Sarah lifted her chin and looked placidly out the window as we crept through town. "You can scoff all you want - these spells were written by a very famous medieval mage, and passed down through one family over the centuries. The book I found it in was very rare: only fifty copies printed, and most of them destroyed. And I have it on the best authority that the spells are authentic, so I have every confidence that you'll be eating that long-suffering martyred look before the sun sets."

"Uh-huh."

By dint of Sarah consulting the hiking map she'd picked up in London, we tooled along the lazy river that wound around the town, headed over the stone bridge, and turned the car in the direction of farmland and the famed Harpford Woods.

"Left side," Sarah pointed out as I strayed to the right.

"Yup, yup, got it. Just a momentary aberration. Let's see...down past the big farm, then take the road south to a bunch of trees. Beware of the varments. What do you think a zat combe is?"

"I have no idea, but it sounds fabulously English. Here, do you think?"

We pulled off the road and got out of the car to eye the field stretched out before us. It was the perfect day for a walk in the country, what with pale blue, sunny skies, the bright green of the newly dressed trees, hundreds of daisies scattered across the field bobbing their heads in the breeze, birds chattering like crazy as they swooped and swirled around overhead, no doubt busily gathering nesting materials. Even the sheep that dotted the hillsides were picturesque and charming...at least when viewed from the distance.

We gave them a wide berth as we followed what the hiking map showed as a right-of-way through a huge open pasture and up a hill to where a sparse crowning of trees waved gently in the June breeze.

"This is so awesome. It's absolutely idyllic! And the emanations - my god, they're everywhere. We have to be close, Portia," Sarah said emphatically, looking around us with happiness. "I feel a very strong sense of place here."

"Yeah, me, too," I answered, stopping by a fallen tree to scrape sheep poop off my shoe.
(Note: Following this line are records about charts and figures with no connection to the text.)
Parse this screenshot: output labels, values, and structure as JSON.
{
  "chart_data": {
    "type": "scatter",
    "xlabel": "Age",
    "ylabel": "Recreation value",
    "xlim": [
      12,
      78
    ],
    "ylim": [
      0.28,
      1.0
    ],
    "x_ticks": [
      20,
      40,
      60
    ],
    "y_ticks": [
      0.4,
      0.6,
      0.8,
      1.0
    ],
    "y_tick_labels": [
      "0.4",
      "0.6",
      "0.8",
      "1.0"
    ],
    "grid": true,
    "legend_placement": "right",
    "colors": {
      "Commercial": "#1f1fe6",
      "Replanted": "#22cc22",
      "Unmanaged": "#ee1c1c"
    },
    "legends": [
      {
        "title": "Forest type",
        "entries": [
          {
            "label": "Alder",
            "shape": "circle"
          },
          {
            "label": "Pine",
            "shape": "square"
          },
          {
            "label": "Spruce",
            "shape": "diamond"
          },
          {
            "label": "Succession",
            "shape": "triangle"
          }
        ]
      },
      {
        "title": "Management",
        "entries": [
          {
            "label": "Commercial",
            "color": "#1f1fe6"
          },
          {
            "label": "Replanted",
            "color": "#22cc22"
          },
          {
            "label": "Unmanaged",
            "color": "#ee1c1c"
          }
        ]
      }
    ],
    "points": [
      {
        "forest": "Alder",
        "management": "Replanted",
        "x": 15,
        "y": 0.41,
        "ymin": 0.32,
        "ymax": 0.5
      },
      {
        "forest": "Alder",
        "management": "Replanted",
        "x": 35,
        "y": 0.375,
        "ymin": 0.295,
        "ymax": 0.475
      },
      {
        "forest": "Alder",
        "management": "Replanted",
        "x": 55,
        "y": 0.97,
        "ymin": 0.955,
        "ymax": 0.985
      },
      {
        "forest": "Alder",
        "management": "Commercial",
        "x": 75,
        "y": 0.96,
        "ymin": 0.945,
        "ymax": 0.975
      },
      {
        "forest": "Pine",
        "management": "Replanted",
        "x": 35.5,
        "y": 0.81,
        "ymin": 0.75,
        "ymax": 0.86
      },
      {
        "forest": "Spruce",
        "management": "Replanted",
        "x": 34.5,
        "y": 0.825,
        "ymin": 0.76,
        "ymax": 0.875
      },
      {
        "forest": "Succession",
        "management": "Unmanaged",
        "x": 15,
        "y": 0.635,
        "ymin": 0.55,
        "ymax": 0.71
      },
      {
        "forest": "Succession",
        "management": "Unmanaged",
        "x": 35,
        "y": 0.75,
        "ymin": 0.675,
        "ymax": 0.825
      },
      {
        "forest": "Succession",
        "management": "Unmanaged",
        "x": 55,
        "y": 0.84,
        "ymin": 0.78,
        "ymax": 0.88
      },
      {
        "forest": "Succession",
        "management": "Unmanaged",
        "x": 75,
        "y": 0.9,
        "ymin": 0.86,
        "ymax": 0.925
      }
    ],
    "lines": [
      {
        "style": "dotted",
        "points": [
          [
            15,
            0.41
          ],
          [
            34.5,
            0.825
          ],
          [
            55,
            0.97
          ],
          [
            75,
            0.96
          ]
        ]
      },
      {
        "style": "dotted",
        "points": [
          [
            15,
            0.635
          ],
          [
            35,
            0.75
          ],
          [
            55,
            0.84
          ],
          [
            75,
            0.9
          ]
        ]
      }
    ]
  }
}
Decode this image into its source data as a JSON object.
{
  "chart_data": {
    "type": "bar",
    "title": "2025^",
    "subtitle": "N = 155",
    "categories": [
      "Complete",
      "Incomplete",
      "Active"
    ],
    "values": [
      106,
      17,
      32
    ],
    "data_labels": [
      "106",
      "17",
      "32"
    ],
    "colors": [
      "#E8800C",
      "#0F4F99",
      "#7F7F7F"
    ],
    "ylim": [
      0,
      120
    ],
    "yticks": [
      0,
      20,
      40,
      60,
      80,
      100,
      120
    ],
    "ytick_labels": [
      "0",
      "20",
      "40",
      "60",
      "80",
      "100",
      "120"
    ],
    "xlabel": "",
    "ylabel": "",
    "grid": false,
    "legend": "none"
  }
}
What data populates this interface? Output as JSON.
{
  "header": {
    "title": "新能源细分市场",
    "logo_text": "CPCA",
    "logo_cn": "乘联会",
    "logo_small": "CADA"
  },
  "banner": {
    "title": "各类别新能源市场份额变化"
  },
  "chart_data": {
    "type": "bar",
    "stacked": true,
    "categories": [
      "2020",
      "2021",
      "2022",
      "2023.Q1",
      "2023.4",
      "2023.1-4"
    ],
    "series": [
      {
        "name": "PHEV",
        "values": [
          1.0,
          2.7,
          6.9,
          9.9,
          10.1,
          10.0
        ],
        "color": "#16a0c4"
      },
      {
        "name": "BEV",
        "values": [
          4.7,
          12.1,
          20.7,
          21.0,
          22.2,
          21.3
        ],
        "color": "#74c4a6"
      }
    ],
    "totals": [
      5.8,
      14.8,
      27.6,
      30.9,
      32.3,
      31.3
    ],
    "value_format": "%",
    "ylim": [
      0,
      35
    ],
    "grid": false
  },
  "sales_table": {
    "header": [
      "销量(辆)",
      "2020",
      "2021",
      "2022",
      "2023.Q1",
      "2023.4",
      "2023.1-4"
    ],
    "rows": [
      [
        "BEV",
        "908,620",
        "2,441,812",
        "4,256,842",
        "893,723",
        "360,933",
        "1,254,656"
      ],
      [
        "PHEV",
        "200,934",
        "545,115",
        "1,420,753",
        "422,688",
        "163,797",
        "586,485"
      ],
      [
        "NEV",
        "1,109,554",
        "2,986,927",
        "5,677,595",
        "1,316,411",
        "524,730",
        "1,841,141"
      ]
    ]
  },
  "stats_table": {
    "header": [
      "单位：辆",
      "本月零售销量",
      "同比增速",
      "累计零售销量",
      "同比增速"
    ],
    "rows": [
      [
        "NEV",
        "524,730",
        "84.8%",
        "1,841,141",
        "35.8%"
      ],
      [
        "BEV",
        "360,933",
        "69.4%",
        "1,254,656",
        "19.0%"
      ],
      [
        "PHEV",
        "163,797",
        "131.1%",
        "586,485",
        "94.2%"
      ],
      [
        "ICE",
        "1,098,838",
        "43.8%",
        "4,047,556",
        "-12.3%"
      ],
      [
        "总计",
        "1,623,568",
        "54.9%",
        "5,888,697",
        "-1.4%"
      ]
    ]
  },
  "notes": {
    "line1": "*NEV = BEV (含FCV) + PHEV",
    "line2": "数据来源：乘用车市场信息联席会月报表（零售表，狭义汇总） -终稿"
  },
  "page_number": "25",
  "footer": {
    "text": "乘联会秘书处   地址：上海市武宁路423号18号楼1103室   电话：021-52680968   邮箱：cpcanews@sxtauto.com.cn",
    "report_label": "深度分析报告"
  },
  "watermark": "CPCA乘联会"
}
"I knew you'd feel it, too. I can't wait to try the mage's spells - they simply can't fail. Interesting arrangement of the trees, don't you think? They appear to make a circle around something. Shall we investigate?"

"Lead on, MacDuff." I followed obediently as Sarah, glowing with excitement, broached a sparse ring of trees. In the center, a space of about eighteen feet was open to the sky, covered in lush, emerald grass.

"There it is!" Sarah grabbed my arm and pointed. Her voice dropped to an awe-filled whisper. "The famed West County faery ring! It's perfect! Just what I imagined it would be! It's like a holy place, don't you think?"

I left her hugging herself with delight, marching over to squat next to the bare earth that marked the boundaries of the faery ring. The ring was about four feet wide, a perfect circle of bare earth surrounded by lush grass growing on the inside and outside of it. There was nothing to indicate the cause, no mushrooms visible, but I knew they weren't always seen. I touched the sun-warmed dirt, and mused, "I wonder if there's a lab around here where I could send a soil sample so we can find out just which fungus caused this ring?"

"Infidel," she said without heat, slapping her coat pockets, pulling out the spell pages, and turning around in the way women who have forgotten their purses have. "Do you have the camera?"

I cocked an eyebrow at her. "You took it away from me at Denhelm, if you recall."

"Oh, that's right - you insisted on taking pictures of the farmer's son rather than the bog man mummy. I must have left the camera in my bag."

"You have to admit, the son was much better looking than that moth-eaten old bog man."

She straightened up to her full five-foot nothing. "That bog mummy is said to have been used in a druid sacrifice, and thus could well contain the spirit...oh, never mind. I can see by the mulish expression on your face that you are closing yourself up to any and all things unexplainable. Let me have the car keys so I can run back to town and get the camera."